Rossinis Jubiläum ist verklungen, und die Artikel der Tagesblätter zu seinen Ehren oder Unehren sind verrauscht. Was mir in den letzteren am meisten zu denken gab, ist die nachlässige Art, mit welcher man über die Einzelschönheiten, über die elementar musikalischen Offenbarungen des Meisters hinweggeht, um die Frage einzig nach Auffassung, Charakteristik, Dramatik und »Tiefe« zu stellen. Von dem Rossinischen Feuer des Tempo, von dem schwebenden Flug seiner Allegri, von dem zauberhaften Dekrescendo am Schluß seiner Einleitungen zur Ouverture (z. B. bei Tancred und Semiramis), von dem goldenen Vokalklang seiner a capella-Stücke (z. B. der As-Dur-Intermezzi im Barbier und im Othello), von dem wunderbaren Rücken der Harmonie in den Übergängen, von den schwellenden Akzenten seiner Melodien, welche die Seele schon auf rein psychomechanischem Wege zum Jauchzen zwingen, von seiner Kunst, durch die einfachste Intervallenfolge innerhalb des Dreiklanges beiläufig Kavatinen und Refrains zu gestalten, und tausend andern Genialitäten kaum eine Andeutung; als ob das Nebensachen wären.
Ich behaupte aber, der öffentlichen Meinung zum Trotz, daß das die Hauptsache und das übrige die Nebensache sei.

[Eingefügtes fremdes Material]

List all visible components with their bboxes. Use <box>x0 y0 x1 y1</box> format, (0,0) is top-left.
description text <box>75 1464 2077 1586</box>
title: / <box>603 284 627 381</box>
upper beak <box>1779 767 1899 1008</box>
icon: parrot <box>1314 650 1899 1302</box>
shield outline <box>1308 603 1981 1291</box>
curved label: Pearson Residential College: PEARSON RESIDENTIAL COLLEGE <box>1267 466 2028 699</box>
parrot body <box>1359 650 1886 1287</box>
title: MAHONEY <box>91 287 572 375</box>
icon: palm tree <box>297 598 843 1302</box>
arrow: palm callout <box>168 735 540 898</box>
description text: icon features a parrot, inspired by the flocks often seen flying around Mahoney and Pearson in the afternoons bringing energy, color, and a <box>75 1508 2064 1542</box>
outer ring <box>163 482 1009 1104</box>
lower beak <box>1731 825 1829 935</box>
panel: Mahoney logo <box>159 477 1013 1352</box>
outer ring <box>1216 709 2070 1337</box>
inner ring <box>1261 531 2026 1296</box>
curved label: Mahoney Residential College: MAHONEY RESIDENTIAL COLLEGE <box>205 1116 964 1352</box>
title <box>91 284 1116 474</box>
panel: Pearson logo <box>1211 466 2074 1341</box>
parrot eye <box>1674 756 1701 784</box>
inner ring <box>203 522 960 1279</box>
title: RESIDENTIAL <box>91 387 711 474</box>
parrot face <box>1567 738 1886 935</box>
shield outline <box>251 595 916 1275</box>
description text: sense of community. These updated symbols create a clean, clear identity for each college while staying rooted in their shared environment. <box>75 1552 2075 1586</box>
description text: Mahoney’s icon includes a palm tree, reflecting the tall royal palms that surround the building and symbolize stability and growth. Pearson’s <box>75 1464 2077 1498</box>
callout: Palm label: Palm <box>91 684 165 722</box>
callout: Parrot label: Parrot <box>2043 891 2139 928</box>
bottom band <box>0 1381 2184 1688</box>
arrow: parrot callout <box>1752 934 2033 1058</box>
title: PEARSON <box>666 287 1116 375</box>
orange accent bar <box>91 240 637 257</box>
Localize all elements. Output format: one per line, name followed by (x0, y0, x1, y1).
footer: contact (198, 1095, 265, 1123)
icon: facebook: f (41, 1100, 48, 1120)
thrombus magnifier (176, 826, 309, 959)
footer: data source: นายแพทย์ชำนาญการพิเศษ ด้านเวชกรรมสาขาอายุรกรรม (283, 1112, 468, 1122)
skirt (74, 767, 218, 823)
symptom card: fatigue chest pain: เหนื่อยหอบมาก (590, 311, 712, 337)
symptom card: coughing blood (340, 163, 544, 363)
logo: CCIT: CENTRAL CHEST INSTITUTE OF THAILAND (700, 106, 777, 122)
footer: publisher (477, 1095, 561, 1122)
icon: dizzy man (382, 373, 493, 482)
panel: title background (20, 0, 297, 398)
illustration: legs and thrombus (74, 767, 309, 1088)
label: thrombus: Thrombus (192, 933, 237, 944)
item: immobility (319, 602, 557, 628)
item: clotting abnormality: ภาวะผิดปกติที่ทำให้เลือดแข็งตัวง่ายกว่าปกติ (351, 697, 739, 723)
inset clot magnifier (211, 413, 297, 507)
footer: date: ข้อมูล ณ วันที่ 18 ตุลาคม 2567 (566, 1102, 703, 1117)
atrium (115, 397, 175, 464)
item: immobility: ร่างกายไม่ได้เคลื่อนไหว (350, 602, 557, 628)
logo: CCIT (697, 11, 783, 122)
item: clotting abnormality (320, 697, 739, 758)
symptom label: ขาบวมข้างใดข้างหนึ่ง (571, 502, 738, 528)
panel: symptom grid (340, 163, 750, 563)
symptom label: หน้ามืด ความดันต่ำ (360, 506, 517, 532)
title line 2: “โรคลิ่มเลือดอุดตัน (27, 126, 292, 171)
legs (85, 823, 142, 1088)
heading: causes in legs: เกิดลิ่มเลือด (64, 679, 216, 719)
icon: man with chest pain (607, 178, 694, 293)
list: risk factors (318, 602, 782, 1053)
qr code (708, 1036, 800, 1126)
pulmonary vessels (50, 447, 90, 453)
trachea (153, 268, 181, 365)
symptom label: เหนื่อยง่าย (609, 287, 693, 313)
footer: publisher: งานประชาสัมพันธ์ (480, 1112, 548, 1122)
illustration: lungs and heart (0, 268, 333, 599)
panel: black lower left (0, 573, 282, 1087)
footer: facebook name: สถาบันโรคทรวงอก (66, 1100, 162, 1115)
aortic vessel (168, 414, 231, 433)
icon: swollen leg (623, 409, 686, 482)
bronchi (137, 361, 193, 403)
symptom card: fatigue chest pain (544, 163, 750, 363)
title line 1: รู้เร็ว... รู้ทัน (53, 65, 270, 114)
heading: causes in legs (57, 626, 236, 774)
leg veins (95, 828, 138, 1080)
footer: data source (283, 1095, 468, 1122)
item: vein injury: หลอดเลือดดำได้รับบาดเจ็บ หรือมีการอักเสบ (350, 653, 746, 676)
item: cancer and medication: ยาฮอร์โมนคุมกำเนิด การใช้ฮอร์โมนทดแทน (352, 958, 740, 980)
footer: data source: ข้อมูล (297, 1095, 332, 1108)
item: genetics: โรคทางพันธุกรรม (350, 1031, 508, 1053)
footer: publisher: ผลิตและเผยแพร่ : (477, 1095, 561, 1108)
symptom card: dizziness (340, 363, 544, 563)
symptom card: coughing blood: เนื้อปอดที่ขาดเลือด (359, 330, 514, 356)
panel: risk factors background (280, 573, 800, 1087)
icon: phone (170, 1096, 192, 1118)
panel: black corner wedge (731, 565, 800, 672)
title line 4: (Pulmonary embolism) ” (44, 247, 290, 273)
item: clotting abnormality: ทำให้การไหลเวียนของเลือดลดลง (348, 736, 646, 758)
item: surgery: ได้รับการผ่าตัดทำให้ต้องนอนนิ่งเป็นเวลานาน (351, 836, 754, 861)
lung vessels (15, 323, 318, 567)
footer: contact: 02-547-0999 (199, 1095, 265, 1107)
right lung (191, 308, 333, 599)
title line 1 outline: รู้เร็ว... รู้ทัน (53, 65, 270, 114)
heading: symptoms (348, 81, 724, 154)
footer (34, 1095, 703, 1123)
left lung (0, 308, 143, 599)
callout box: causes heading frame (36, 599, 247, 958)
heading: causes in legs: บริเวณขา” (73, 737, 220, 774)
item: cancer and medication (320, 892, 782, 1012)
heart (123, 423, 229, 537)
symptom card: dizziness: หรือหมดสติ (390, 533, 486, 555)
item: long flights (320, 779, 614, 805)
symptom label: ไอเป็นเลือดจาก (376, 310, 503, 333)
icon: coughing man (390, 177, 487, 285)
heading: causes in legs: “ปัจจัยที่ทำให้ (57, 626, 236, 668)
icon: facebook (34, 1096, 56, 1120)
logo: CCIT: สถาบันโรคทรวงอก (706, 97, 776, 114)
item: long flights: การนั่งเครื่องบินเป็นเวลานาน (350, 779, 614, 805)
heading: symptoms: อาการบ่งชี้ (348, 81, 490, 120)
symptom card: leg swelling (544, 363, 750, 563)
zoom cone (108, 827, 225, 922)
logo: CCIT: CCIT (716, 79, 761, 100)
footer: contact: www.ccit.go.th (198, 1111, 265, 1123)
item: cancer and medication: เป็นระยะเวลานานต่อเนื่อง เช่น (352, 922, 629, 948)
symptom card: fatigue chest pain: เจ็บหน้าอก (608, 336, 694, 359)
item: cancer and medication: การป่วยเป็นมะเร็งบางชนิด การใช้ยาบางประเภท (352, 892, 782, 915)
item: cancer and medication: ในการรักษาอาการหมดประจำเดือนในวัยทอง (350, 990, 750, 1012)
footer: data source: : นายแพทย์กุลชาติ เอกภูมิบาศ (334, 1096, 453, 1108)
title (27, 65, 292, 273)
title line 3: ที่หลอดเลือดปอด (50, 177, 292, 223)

Und bei dieser Gelegenheit möchte ich mir erlauben, gegenüber der maßlosen Überschätzung der Kunst oder vielmehr des Kunstmäßigen und Beziehungsvollen gegenüber der elementaren, unmittelbar durch sich selbst, ohne Rücksicht auf den Zusammenhang wirkenden Schönheit ein warnendes Wort zu sprechen. Es gibt nicht bloß unsterbliche Werke, sondern auch unsterbliche Motive, ja unsterbliche Takte. Mag auch die Form des Ganzen noch so verfehlt, der Oberzweck, dem die Einzelheit dienen soll, noch so ungereimt und vergänglich, der Ausdruck noch so unpassend für den bestimmten Anlaß sein, Melodien, Motive und Harmonienfolgen ersten Ranges können zwar vergessen und verstäubt, nie aber entwertet werden. Ein Umschwung der Mode oder auch bloß ein naives Ohr und Gemüt – und sofort strahlt ihr Glanz wieder wie vor hundert Jahren.
Umgekehrt schwebt über der zweckmäßigsten, geschlossensten Kunst, wofern sie nicht in ihren Unterabteilungen mit Einzelschönheit auszahlt, die Drohung, eines Tages zu veralten und dann auf Nimmerwiedersehen. Die Nachwelt wird das Plan-, Zweck- und Gesetzmäßige der Form als ein Zeugnis des starken Willens achtend erwähnen, aber die betreffenden Werke der Geschichte überweisen und zwar der Geschichte des barbarischen Fleißes, dahin, wo die indischen Welt- und Zeichensysteme, die spekulative Philosophie, die scholastische Theologie und zahlreiche ähnliche kunstvolle Spintisierungen eines die Grundlage verlassenden Menschengeistes kaserniert wohnen. Eine Kunst ohne Einzelschönheiten, die für sich allein schon unmittelbar bezaubern, ist ein Zeichen barbarischer Völker oder Zeiten. Ich nenne das etwas ungenau aber deutlich: Wischnu.
Wer sich gegen diese Behauptungen sträubt, dem möchte ich folgendes zu bedenken geben:
Erfahrungsmäßig wird der schaffende Künstler hauptsächlich von den Einzelheiten eines Gemäldes entzückt, während der Laie, der Kunstkenner und der Ästhetiker ausschließlich den Zweck und die Kunstmäßigkeit des Ganzen ins Auge fassen. Niemand wird aber darüber im Zweifel sein, welches der beiden Urteile maßgebender ist. Ferner: die größten Meister der geschlossenen Form, z. B. Shakespeare, Schiller und Dante, haben gleichwohl der Einzelschönheit so großes Gewicht beigemessen, daß Seite für Seite, ja Satz für Satz mit solcher ausgerüstet erscheint. Man nenne mir doch solche Kunstwerke der Vergangenheit, welche einzig und allein durch ihre dramatische oder sonstige planmäßige Kraft fortlebten. Dagegen sind ewige Werke, denen Form oder Schluß fehlt, in einer erlauchten zahlreichen Elite vorhanden: z. B. Ilias, Orlando, Don Quichote. Endlich das schlagendste Beispiel: die göttliche Komödie. Als Gesamtkunstwerk für uns Wischnu, durch die Einzelschönheiten in Ewigkeit genießbar.